RFC 0003: The agent loop — sequential bounded traversal
Status: Accepted, implemented. Author: Andrii Tsok Depends on: RFC 0001 §8–§9.
1. Problem
Every LLM-agent runtime has to answer one question first: who owns the loop? Two architectures dominate:
- Model-owned (ReAct-style). The LLM emits a thought and an action; the runtime executes the action and feeds the observation back; repeat until the model decides to stop. Maximum flexibility — the model can pursue tasks nobody enumerated in advance.
- Runtime-owned (workflow-style). Control flow is fixed before execution; the model fills designated reasoning steps. Maximum predictability — every possible action is enumerable before the process starts.
This RFC records why agentd is permanently in camp 2, what exactly
the loop does, and which relaxations we will and will not entertain.
2. Decision
The engine is a sequential interpreter over a predeclared DAG:
resolve start ─► [deadline check ─► dispatch node ─► record output
▲ │
└────────── follow matching edge ◄──┘ ] × at most MAX_STEPS
- One node executes at a time. A node has at most one unconditional
out-edge and any number of
when-labelled edges. - Handlers never select successors. They return a value and an optional branch label; the engine resolves the edge. This is load-bearing: even a hostile node implementation cannot redirect the graph somewhere the workflow didn't declare.
llm_inferis a node like any other. Its output lands in the context under its node id; a downstreamswitchmay route on it.
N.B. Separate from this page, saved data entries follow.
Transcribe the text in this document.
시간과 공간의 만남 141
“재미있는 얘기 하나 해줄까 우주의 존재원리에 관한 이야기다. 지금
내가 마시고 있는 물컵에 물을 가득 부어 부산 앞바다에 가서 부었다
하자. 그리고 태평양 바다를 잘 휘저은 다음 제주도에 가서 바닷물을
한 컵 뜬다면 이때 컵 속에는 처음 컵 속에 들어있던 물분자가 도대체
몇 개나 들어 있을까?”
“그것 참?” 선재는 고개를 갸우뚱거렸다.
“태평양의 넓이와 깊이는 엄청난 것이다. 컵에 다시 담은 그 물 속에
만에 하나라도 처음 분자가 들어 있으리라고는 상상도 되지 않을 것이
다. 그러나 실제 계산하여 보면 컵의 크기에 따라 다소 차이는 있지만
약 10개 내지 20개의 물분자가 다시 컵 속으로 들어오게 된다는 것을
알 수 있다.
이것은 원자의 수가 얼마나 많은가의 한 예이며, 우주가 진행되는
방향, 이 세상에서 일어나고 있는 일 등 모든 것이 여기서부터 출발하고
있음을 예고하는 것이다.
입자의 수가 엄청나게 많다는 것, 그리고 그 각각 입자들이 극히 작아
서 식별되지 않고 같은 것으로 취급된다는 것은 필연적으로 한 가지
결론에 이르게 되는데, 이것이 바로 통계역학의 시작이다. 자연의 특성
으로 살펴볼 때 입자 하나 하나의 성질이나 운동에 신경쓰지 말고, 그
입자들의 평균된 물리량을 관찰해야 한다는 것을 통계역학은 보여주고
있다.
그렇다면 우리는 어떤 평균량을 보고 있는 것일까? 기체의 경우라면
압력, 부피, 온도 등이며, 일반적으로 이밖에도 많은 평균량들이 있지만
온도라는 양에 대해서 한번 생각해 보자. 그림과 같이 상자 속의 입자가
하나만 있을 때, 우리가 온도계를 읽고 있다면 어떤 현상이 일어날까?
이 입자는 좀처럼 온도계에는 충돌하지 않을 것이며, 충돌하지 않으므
The model never sees the graph and has no API to alter it.- Termination is structural, not behavioural: the validator proves
acyclicity (Kahn) before the engine accepts the document, the
per-run deadline bounds wall-clock, and
MAX_STEPS(10 000) backstops both against engine bugs.
3. Why not a model-owned loop
We prototyped the obvious alternative — a plan_act module where the
model proposed the next action each iteration — and discarded it.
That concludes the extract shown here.